Un sommeil efficace peut se traduire par de meilleures performances scolaires en mathématiques et en langues.

D'après les travaux de Reut Gruber, chercheuse à l'Institut Douglas et professeure au Département de psychiatrie de l'Université McGill, les résultats obtenus dans ces matières dépendent en partie de la qualité du sommeil de l'enfant. Pourtant, ce paramètre est souvent ignoré lorsqu'un élève a des difficultés scolaires.

Un sommeil de courte durée ou de mauvaise qualité serait un facteur de risque à considérer en cas de difficultés scolaires.

La pédopsychologue clinique espère que ses constats amèneront les pédiatres à sonder les habitudes de sommeil de leurs patients dans le cadre des examens médicaux de routine. Parallèlement, elle incite les écoles à encourager les saines habitudes de sommeil au même titre que l'exercice et l'alimentation.

Reut Gruber a étudié par actigraphie le sommeil de 75 enfants en bonne santé, âgés de 7 à 11 ans, de la Commission scolaire Riverside de Saint-Hubert. Cette méthode consiste à enregistrer à l'aide d'une montre-bracelet les mouvements effectués par l'enfant lorsqu'il dort et permet d'évaluer les habitudes de sommeil, son efficacité, ainsi que sa durée réelle par rapport au temps passé au lit. La chercheuse a ensuite comparé les divers patrons de sommeil avec les notes inscrites au bulletin. Elle a observé que les enfants qui dormaient efficacement, c'est-à-dire sans réveils pendant au moins 85 % de la nuit, obtenaient de meilleurs résultats en mathématiques et en langues.
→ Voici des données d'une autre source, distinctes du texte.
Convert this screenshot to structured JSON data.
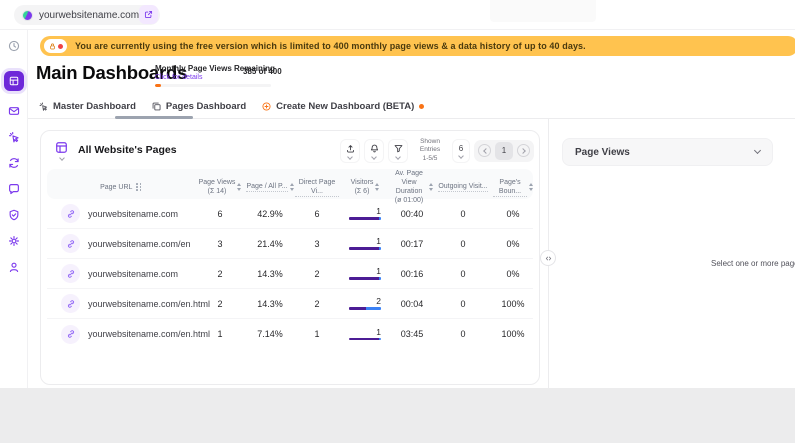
{
  "colors": {
    "primary": "#7C3AED",
    "primary_dark": "#6D28D9",
    "accent_orange": "#F97316",
    "banner_bg": "#FFC34F",
    "bar_purple": "#4C1D95",
    "bar_blue": "#3B82F6"
  },
  "topbar": {
    "site_selector": {
      "label": "yourwebsitename.com",
      "icon": "site-favicon",
      "chevron": "chevron-down-icon"
    },
    "open_site_button": {
      "icon": "external-link-icon"
    }
  },
  "sidebar": {
    "items": [
      {
        "name": "history",
        "icon": "history-icon",
        "active": false,
        "muted": true
      },
      {
        "name": "dashboards",
        "icon": "dashboard-icon",
        "active": true,
        "muted": false
      },
      {
        "name": "inbox",
        "icon": "mail-icon",
        "active": false,
        "muted": false
      },
      {
        "name": "events",
        "icon": "click-icon",
        "active": false,
        "muted": false
      },
      {
        "name": "sessions",
        "icon": "sync-icon",
        "active": false,
        "muted": false
      },
      {
        "name": "messages",
        "icon": "chat-icon",
        "active": false,
        "muted": false
      },
      {
        "name": "privacy",
        "icon": "shield-icon",
        "active": false,
        "muted": false
      },
      {
        "name": "settings",
        "icon": "gear-icon",
        "active": false,
        "muted": false
      },
      {
        "name": "account",
        "icon": "user-icon",
        "active": false,
        "muted": false
      }
    ]
  },
  "banner": {
    "icon": "lock-icon",
    "text": "You are currently using the free version which is limited to 400 monthly page views & a data history of up to 40 days."
  },
  "page": {
    "title": "Main Dashboards",
    "quota": {
      "label": "Monthly Page Views Remaining",
      "link": "Click for details",
      "value": "385 of 400",
      "progress_pct": 5
    }
  },
  "tabs": [
    {
      "label": "Master Dashboard",
      "icon": "cursor-click-icon",
      "active": false
    },
    {
      "label": "Pages Dashboard",
      "icon": "pages-icon",
      "active": true
    },
    {
      "label": "Create New Dashboard (BETA)",
      "icon": "plus-circle-icon",
      "active": false,
      "dot": true
    }
  ],
  "table": {
    "icon": "grid-icon",
    "title": "All Website's Pages",
    "toolbar": {
      "buttons": [
        "upload-icon",
        "bell-icon",
        "filter-icon"
      ],
      "shown_entries_label": "Shown Entries",
      "shown_entries_value": "1-5/5",
      "page_size": "6",
      "current_page": "1"
    },
    "columns": [
      {
        "label": "Page URL",
        "sub": "",
        "sort": false,
        "settings": true,
        "dotted": false
      },
      {
        "label": "Page Views",
        "sub": "(Σ 14)",
        "sort": true,
        "settings": false,
        "dotted": false
      },
      {
        "label": "Page / All P...",
        "sub": "",
        "sort": true,
        "settings": false,
        "dotted": true
      },
      {
        "label": "Direct Page Vi...",
        "sub": "",
        "sort": false,
        "settings": false,
        "dotted": true
      },
      {
        "label": "Visitors",
        "sub": "(Σ 6)",
        "sort": true,
        "settings": false,
        "dotted": false
      },
      {
        "label": "Av. Page View Duration",
        "sub": "(ø 01:00)",
        "sort": true,
        "settings": false,
        "dotted": false
      },
      {
        "label": "Outgoing Visit...",
        "sub": "",
        "sort": false,
        "settings": false,
        "dotted": true
      },
      {
        "label": "Page's Boun...",
        "sub": "",
        "sort": true,
        "settings": false,
        "dotted": true
      }
    ],
    "rows": [
      {
        "url": "yourwebsitename.com",
        "page_views": "6",
        "page_all_pct": "42.9%",
        "direct": "6",
        "visitors": "1",
        "bar": [
          93,
          7
        ],
        "duration": "00:40",
        "outgoing": "0",
        "bounce": "0%"
      },
      {
        "url": "yourwebsitename.com/en",
        "page_views": "3",
        "page_all_pct": "21.4%",
        "direct": "3",
        "visitors": "1",
        "bar": [
          93,
          7
        ],
        "duration": "00:17",
        "outgoing": "0",
        "bounce": "0%"
      },
      {
        "url": "yourwebsitename.com",
        "page_views": "2",
        "page_all_pct": "14.3%",
        "direct": "2",
        "visitors": "1",
        "bar": [
          93,
          7
        ],
        "duration": "00:16",
        "outgoing": "0",
        "bounce": "0%"
      },
      {
        "url": "yourwebsitename.com/en.html",
        "page_views": "2",
        "page_all_pct": "14.3%",
        "direct": "2",
        "visitors": "2",
        "bar": [
          52,
          48
        ],
        "duration": "00:04",
        "outgoing": "0",
        "bounce": "100%"
      },
      {
        "url": "yourwebsitename.com/en.html",
        "page_views": "1",
        "page_all_pct": "7.14%",
        "direct": "1",
        "visitors": "1",
        "bar": [
          93,
          7
        ],
        "duration": "03:45",
        "outgoing": "0",
        "bounce": "100%"
      }
    ]
  },
  "right_panel": {
    "metric_select": {
      "value": "Page Views",
      "icon": "chevron-down-icon"
    },
    "empty_message": "Select one or more pages to v",
    "divider_toggle_icon": "collapse-horizontal-icon"
  }
}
Étonnamment, elle n'a vu aucun impact sur les notes en sciences et en arts. Selon la chercheuse, les fonctions exécutives qui participent à la planification, à l'attention et à l'aptitude à accomplir plusieurs tâches demandent un cerveau bien reposé. Ainsi, un sommeil de courte durée ou de mauvaise qualité serait un facteur de risque à considérer en cas de difficultés scolaires. La professeure Gruber espère étendre prochainement son étude aux écoles secondaires.